By Chas LiBretto
A great deal has been written about Alex, the African grey Parrot who died a few years ago. Before Alex, it was believed that a large primate brain was required to handle difficult problems related to language and understanding, and that parrots were not intelligent, and could only use language through mindless mimicry.
Alex’s trainer, animal psychologist Irene Pepperberg claimed that at the time of his death, Alex was smarter than a dolphin or a great ape, had the intelligence of a five year old human, and the emotional level of a two-year old. Of course, these claims were immediately disputed by many scientists the world over. However, it is this very dispute that got us thinking.
Part of the charm of parrots is wondering if there’s anything actually happening in that “bird brain,” or if the phrase they’d endlessly parroting is just some moronic bit of nonsense the humans around the house had uttered. Really, what the parrot speaks says more about the owner than the parrot. And as actors, that sort of reminds us of us.
We actors do a lot to prepare for the telling of truths on the stage, but one of the most important elements of preparation is the time spent repeating the same phrase over and over and over again until it’s imprinted in our memory. Sometimes the phrase remains the same to us, sometimes it loses all meaning entirely and feels like nonsense, and sometimes, we find new significance behind it, and new reasons to say it out loud. When this happens, it’s magical.

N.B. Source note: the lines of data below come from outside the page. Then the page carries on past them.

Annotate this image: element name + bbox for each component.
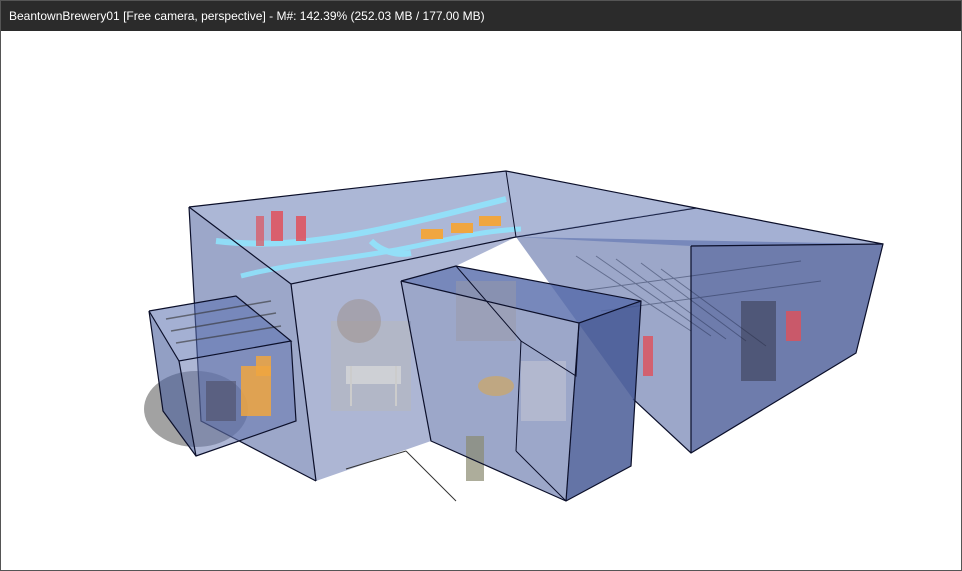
scene-render[interactable] <box>1 31 961 570</box>
window-title-bar[interactable]: BeantownBrewery01 [Free camera, perspect… <box>1 1 961 31</box>
viewport-window: BeantownBrewery01 [Free camera, perspect… <box>0 0 962 571</box>
window-title: BeantownBrewery01 [Free camera, perspect… <box>9 9 485 23</box>
3d-viewport[interactable] <box>1 31 961 570</box>
front-room-volume <box>400 265 642 502</box>
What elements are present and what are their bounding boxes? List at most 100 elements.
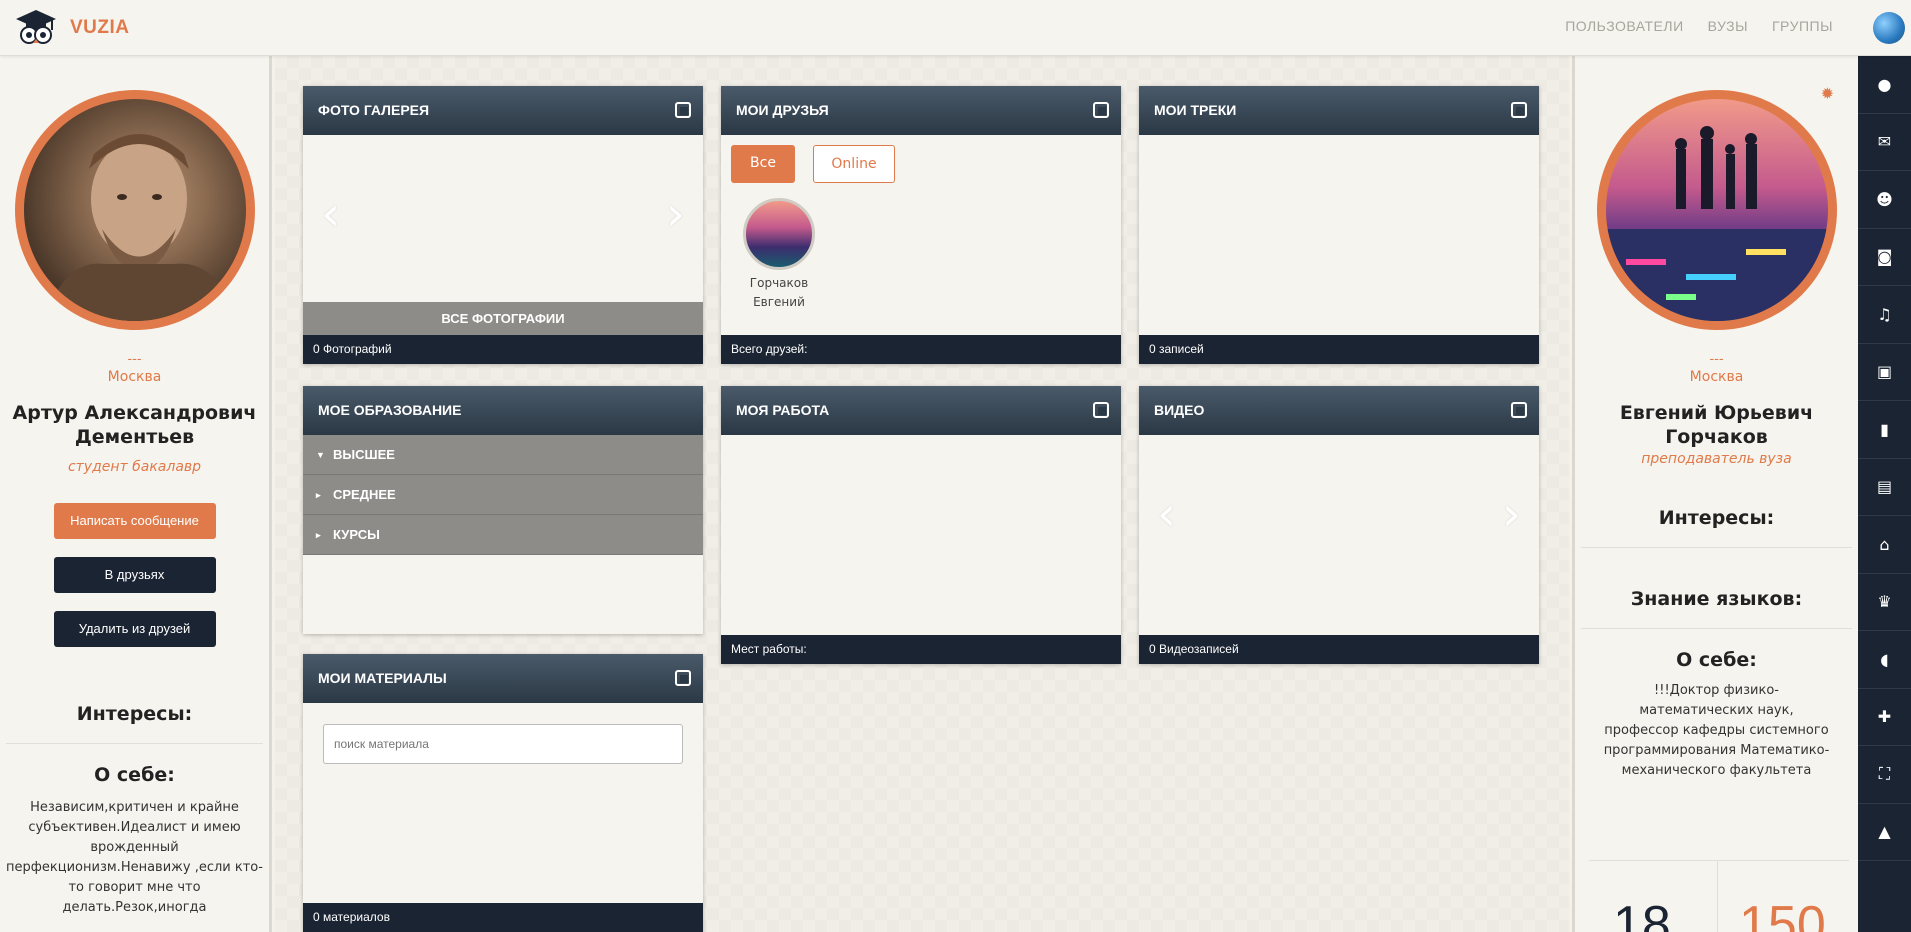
friends-panel: МОИ ДРУЗЬЯ Все Online Горчаков Евгений В… bbox=[721, 86, 1121, 364]
city: Москва bbox=[107, 369, 162, 385]
logo[interactable]: VUZIA bbox=[14, 8, 130, 48]
panel-title-text: ВИДЕО bbox=[1154, 402, 1205, 418]
panel-footer: 0 Фотографий bbox=[303, 335, 703, 364]
user-icon[interactable]: ● bbox=[1858, 56, 1911, 114]
caret-right-icon: ▸ bbox=[316, 490, 321, 500]
panel-title: МОЕ ОБРАЗОВАНИЕ bbox=[303, 386, 703, 435]
owl-graduation-cap-icon bbox=[14, 8, 58, 48]
location-dashes: --- bbox=[127, 352, 142, 367]
education-row-higher[interactable]: ▼ ВЫСШЕЕ bbox=[303, 435, 703, 475]
panel-title-text: МОЯ РАБОТА bbox=[736, 402, 830, 418]
music-icon[interactable]: ♫ bbox=[1858, 286, 1911, 344]
plus-icon[interactable]: ✚ bbox=[1858, 689, 1911, 746]
all-photos-button[interactable]: ВСЕ ФОТОГРАФИИ bbox=[303, 302, 703, 335]
save-icon[interactable]: ▣ bbox=[1858, 344, 1911, 401]
education-panel: МОЕ ОБРАЗОВАНИЕ ▼ ВЫСШЕЕ ▸ СРЕДНЕЕ ▸ КУРСЫ bbox=[303, 386, 703, 634]
panel-footer: 0 материалов bbox=[303, 903, 703, 932]
about-text: Независим,критичен и крайне субъективен.… bbox=[6, 800, 263, 915]
photo-gallery-panel: ФОТО ГАЛЕРЕЯ ‹ › ВСЕ ФОТОГРАФИИ 0 Фотогр… bbox=[303, 86, 703, 364]
caret-down-icon: ▼ bbox=[316, 450, 325, 460]
tab-all[interactable]: Все bbox=[731, 145, 795, 183]
panel-footer: Всего друзей: bbox=[721, 335, 1121, 364]
next-arrow-icon[interactable]: › bbox=[1502, 486, 1521, 542]
panel-title: МОЯ РАБОТА bbox=[721, 386, 1121, 435]
mail-icon[interactable]: ✉ bbox=[1858, 114, 1911, 171]
camera-icon[interactable]: ◙ bbox=[1858, 229, 1911, 286]
education-row-label: КУРСЫ bbox=[333, 527, 380, 542]
education-row-secondary[interactable]: ▸ СРЕДНЕЕ bbox=[303, 475, 703, 515]
friend-name-line2: Евгений bbox=[753, 295, 805, 309]
panel-title-text: ФОТО ГАЛЕРЕЯ bbox=[318, 102, 430, 118]
expand-icon[interactable] bbox=[1511, 102, 1527, 118]
avatar bbox=[1596, 90, 1837, 330]
top-bar: VUZIA ПОЛЬЗОВАТЕЛИ ВУЗЫ ГРУППЫ bbox=[0, 0, 1911, 56]
in-friends-button[interactable]: В друзьях bbox=[53, 557, 216, 593]
profile-name: Артур Александрович Дементьев bbox=[0, 401, 269, 449]
panel-title: МОИ ДРУЗЬЯ bbox=[721, 86, 1121, 135]
divider bbox=[1581, 547, 1852, 548]
gear-icon[interactable]: ✹ bbox=[1821, 84, 1834, 103]
tracks-panel: МОИ ТРЕКИ 0 записей bbox=[1139, 86, 1539, 364]
home-icon[interactable]: ⌂ bbox=[1858, 516, 1911, 574]
document-icon[interactable]: ▤ bbox=[1858, 459, 1911, 516]
nav-groups[interactable]: ГРУППЫ bbox=[1772, 18, 1833, 34]
stat-value: 150 bbox=[1739, 896, 1826, 932]
education-row-courses[interactable]: ▸ КУРСЫ bbox=[303, 515, 703, 555]
location-dashes: --- bbox=[1709, 352, 1724, 367]
friend-avatar[interactable] bbox=[743, 198, 815, 270]
friend-item[interactable]: Горчаков Евгений bbox=[743, 198, 815, 312]
panel-title: ВИДЕО bbox=[1139, 386, 1539, 435]
expand-icon[interactable] bbox=[675, 102, 691, 118]
expand-icon[interactable] bbox=[1511, 402, 1527, 418]
education-row-label: ВЫСШЕЕ bbox=[333, 447, 395, 462]
work-panel: МОЯ РАБОТА Мест работы: bbox=[721, 386, 1121, 664]
prev-arrow-icon[interactable]: ‹ bbox=[1157, 486, 1176, 542]
panel-title-text: МОЕ ОБРАЗОВАНИЕ bbox=[318, 402, 462, 418]
panel-title-text: МОИ МАТЕРИАЛЫ bbox=[318, 670, 447, 686]
stats-divider bbox=[1717, 861, 1718, 932]
profile-role: преподаватель вуза bbox=[1641, 451, 1792, 467]
panel-title: ФОТО ГАЛЕРЕЯ bbox=[303, 86, 703, 135]
avatar bbox=[14, 90, 255, 330]
mouse-icon[interactable]: ◖ bbox=[1858, 631, 1911, 689]
right-icon-bar: ● ✉ ☻ ◙ ♫ ▣ ▮ ▤ ⌂ ♛ ◖ ✚ ⛶ ▲ bbox=[1858, 56, 1911, 932]
about-text: !!!Доктор физико-математических наук, пр… bbox=[1603, 683, 1830, 778]
nav-users[interactable]: ПОЛЬЗОВАТЕЛИ bbox=[1565, 18, 1683, 34]
logo-text: VUZIA bbox=[70, 17, 130, 38]
about-title: О себе: bbox=[1676, 649, 1757, 671]
globe-icon[interactable] bbox=[1873, 12, 1905, 44]
prev-arrow-icon[interactable]: ‹ bbox=[321, 186, 340, 242]
profile-name-line2: Дементьев bbox=[74, 426, 195, 448]
video-panel: ВИДЕО ‹ › 0 Видеозаписей bbox=[1139, 386, 1539, 664]
material-search-input[interactable] bbox=[323, 724, 683, 764]
profile-name-line1: Евгений Юрьевич bbox=[1619, 402, 1814, 424]
tab-online[interactable]: Online bbox=[813, 145, 895, 183]
stats: 18 150 bbox=[1589, 860, 1849, 932]
expand-icon[interactable] bbox=[1093, 102, 1109, 118]
divider bbox=[6, 743, 263, 744]
trophy-icon[interactable]: ♛ bbox=[1858, 574, 1911, 631]
expand-icon[interactable] bbox=[675, 670, 691, 686]
panel-footer: 0 записей bbox=[1139, 335, 1539, 364]
send-message-button[interactable]: Написать сообщение bbox=[53, 503, 216, 539]
expand-icon[interactable]: ⛶ bbox=[1858, 746, 1911, 804]
caret-right-icon: ▸ bbox=[316, 530, 321, 540]
profile-name: Евгений Юрьевич Горчаков bbox=[1575, 401, 1858, 449]
group-icon[interactable]: ☻ bbox=[1858, 171, 1911, 229]
stat-value: 18 bbox=[1613, 896, 1671, 932]
expand-icon[interactable] bbox=[1093, 402, 1109, 418]
left-profile: --- Москва Артур Александрович Дементьев… bbox=[0, 56, 272, 932]
panel-title-text: МОИ ТРЕКИ bbox=[1154, 102, 1237, 118]
friend-name-line1: Горчаков bbox=[749, 276, 809, 290]
book-icon[interactable]: ▮ bbox=[1858, 401, 1911, 459]
materials-panel: МОИ МАТЕРИАЛЫ 0 материалов bbox=[303, 654, 703, 932]
lock-icon[interactable]: ▲ bbox=[1858, 804, 1911, 861]
nav-universities[interactable]: ВУЗЫ bbox=[1708, 18, 1748, 34]
remove-friend-button[interactable]: Удалить из друзей bbox=[53, 611, 216, 647]
panel-title: МОИ ТРЕКИ bbox=[1139, 86, 1539, 135]
panel-title: МОИ МАТЕРИАЛЫ bbox=[303, 654, 703, 703]
languages-title: Знание языков: bbox=[1630, 588, 1803, 610]
panel-footer: Мест работы: bbox=[721, 635, 1121, 664]
right-profile: ✹ --- Москва Евгений Юрьевич Горчаков пр… bbox=[1572, 56, 1858, 932]
next-arrow-icon[interactable]: › bbox=[666, 186, 685, 242]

Actors, along with all clowns and tricksters, have been speaking pointed-bits of nonsense since people wore animal skins and began telling stories by the fire. We repeat stories and say strange things to people that make them stop and wonder just what it is we meant by that. Sometimes, it takes the form of speaking “truth to power.” Shakespeare’s clowns, from Feste to Falstaff, do this, as do characters of folklore like Reynard the Fox (whose targets were usually the aristocracy and the clergy), or Charlie Chaplin’s Little Tramp (whose targets were usually police officers and Immigration officials).
So, we like the parrot. He doesn’t tend to play the trickster role too often in mythology, but he ought to. He’s bright, and garish and looks vaguely clown-ish, and he says funny things that make us think about ourselves in different ways. In the “Bestiary” of the Middle Ages, the “idea” of the parrot was used to represent the human condition, and there are some ancient Buddhist stories that describe some rather heroic parrots. But really, what we like about parrots is that they’re ambiguous. Because even after all that research, we don’t know for sure if Alex was as intelligent as a young human, or just really good at being a parrot.
We make you the following promises: Psittacus Productions will always operate on the crossroads of popular entertainment, mixing Shakespeare with comic-books, Goethe with social networking, and clowning, under the backdrop of some of the darkest days in this country’s history. We will always surprise our audience, in new and provocative ways, in unexpected places. This summer you’ll be able to see Psittacus Productions at a multi-million dollar concert hall, a comic-book convention, and an up and coming fringe festival in Hollywood. Because, as Michael Chabon reminds us in his book Maps and Legends, tricksters, be they parrots or actors, “go where the action is.”